If Black New Orleans gave an honest update on its status since Hurricane Katrina, what would be said about the city’s treatment of its Black citizens?

“In my mind is that WE (the original native Black & underserved families ) were removed or phased out of areas that had already been set up due to be demolished or redone anyway,….Katrina just sped up the process & red tape to clear out the land and neighborhoods. I honestly feel that the natives of the city were sacrificed to make way for A NEW -NEW ORLEANS. Again , we still have the overall hospitable & welcoming energy here, but it is definitely missing that MAGIC that made our small city unmatched compared to major cities . It still hurts to know that we have family who felt betrayed by the city itself to not be able to come back to a place that they once called ‘home.’”

(Photo courtesy of Anthony “Moose” Davis)

Anthony B. Daniels aka Moose Harris, 40 

Musical Artist / Radio Host / Legendary Saints Beerman

What do you remember about the soul of New Orleans before August 29, 2005? What has felt foreign since then?
“The soul of New Orleans is what got me there. Growing up in small town South Louisiana, the concept of experiencing a “big city” version of Louisiana culture day to day – instead of just visiting on school field trips – for college and beyond was enticing. It was tight knit, it was “local” maybe because I’m from two hours away, but those two hours made all the difference in the world.”

If Black New Orleans gave an honest update on its status since Hurricane Katrina, what would be said about the city’s treatment of its Black citizens?

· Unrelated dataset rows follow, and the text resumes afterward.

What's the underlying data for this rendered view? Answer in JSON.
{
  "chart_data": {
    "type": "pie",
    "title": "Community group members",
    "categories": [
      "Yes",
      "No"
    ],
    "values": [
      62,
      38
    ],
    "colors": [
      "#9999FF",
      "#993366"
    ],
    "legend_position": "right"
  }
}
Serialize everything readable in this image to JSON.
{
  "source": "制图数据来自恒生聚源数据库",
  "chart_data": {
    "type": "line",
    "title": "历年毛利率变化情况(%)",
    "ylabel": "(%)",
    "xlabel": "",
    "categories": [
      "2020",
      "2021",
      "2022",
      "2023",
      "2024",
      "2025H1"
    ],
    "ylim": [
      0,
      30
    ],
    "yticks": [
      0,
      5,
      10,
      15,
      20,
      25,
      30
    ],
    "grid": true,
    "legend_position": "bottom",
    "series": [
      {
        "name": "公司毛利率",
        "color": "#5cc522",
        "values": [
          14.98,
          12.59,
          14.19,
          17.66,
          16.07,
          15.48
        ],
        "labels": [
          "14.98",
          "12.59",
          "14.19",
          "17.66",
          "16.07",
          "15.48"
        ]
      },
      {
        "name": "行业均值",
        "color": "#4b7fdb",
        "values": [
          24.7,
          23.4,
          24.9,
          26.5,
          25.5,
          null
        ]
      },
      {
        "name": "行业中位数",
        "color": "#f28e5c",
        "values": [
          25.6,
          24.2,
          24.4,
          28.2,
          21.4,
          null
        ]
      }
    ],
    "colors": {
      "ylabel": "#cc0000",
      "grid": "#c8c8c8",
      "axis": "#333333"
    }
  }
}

“I wonder from time to time what NOLA would be like, if Disney World has been built in the area in the 60s, and how close to Orlando we’d be today. I say that to say in the last 15 years, we’ve crept closer and closer to what that could’ve been, and not totally in a good way. I didn’t live in NOLA’s projects, but I have memories of being in them. They’re all but gone. The Saints are great, and my spirit (and professions) appreciate it, but the “loveable loser” aspect of the community is going down. It’s like we forgot what it was like to be 8-8 and wishing. This place kinda forgot where it came from, in part, because NOLA not totally knowing where it’s from, but just being itself was once part of the beauty of it all. It slowly feels more of an attraction than a presentation. And since Black folk makes up like 80% of said presentation, the treatment is different. It is not as direct as it used to be, even when bad. And NOLA is used to dealing with things directly.”